Still, most banks are tipping only modestly negative and none are predicting a new decline into recession. "They're still hoping a little bit. Institutionally, it's very difficult for Wall Street to get bearish. The nature of the institution is to root for growth," said Achuthan. But even Goldman seems outright bullish compared to, say, Nobel prize-winning economist Paul Krugman, who declared in his New York Times column on June 28 that we've just entered a depression.

True bulls still roam Wall Street. Richard Berner of Morgan Stanley confidently says he is sticking to his 3.5 percent growth estimate for the second half of the year — well above the 3 percent consensus estimate. (At the beginning of the year, the consensus GDP estimate for the second half was just over 3.1 percent.) "We see underlying strength in incoming data, and believe that indicators such as jobless claims are increasingly disconnected from labor market fundamentals," Berner wrote.

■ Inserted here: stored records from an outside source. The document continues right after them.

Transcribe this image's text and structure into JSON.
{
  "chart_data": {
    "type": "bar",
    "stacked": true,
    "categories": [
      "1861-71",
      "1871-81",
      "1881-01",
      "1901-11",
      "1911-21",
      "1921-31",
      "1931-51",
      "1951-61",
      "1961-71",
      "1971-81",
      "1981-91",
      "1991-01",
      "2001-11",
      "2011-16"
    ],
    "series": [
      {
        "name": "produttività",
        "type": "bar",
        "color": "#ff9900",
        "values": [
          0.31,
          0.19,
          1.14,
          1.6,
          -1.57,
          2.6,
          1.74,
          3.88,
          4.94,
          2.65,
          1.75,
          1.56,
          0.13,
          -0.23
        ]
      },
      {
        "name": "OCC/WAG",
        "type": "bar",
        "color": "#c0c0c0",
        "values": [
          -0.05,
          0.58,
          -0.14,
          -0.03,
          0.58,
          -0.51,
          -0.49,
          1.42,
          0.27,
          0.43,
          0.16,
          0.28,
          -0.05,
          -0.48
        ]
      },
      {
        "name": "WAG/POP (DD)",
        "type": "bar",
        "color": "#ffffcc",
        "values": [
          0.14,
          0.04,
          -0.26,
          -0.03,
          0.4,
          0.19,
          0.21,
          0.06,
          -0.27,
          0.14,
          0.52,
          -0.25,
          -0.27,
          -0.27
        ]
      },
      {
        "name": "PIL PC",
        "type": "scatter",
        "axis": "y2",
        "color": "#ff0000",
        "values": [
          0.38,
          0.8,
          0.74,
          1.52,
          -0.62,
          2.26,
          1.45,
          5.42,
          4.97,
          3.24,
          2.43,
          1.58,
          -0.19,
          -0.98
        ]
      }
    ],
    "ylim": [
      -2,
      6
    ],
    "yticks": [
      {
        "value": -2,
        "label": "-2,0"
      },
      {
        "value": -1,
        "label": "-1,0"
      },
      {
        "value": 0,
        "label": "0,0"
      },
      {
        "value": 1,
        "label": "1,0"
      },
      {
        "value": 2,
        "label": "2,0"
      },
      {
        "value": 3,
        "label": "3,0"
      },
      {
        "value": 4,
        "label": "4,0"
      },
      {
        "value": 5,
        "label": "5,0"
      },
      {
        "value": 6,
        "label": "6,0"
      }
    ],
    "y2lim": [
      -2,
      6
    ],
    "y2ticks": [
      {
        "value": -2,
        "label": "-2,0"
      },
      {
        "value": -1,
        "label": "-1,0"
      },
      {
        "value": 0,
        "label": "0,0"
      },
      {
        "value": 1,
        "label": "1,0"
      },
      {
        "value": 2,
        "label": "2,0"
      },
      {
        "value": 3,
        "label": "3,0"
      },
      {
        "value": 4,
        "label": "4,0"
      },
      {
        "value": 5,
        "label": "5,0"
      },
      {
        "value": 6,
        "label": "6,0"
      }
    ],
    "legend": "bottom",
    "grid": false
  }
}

Even modest pessimism has big consequences. Namely, jobs. With the unemployment rate at 9.7 percent, the Securities Industry and Financial Markets Association (SIFMA), Wall Street's main trade group, said that even a 3 percent economic growth rate would keep unemployment stubbornly high: 9.6 percent at the end of 2010 and 8.9 percent through 2011, according to its survey of 19 leading Wall Street economists published on June 22.

What could change things? A sudden wave of confidence by consumers to spend or businesses to hire. On June 25, Goldman wrote that consumer spending, which we rely on to purchase more than two-thirds of the nation's goods and services, will be even more important to economic growth than usual. That's because government stimulus spending and business inventory restocking are both fading.

But Goldman says not to hold your breath. Bank credit to consumers continues to be tight as banks experience a "modest rise" in their own funding costs. If the latest consumer confidence numbers are any indication, they may not be spending any time soon.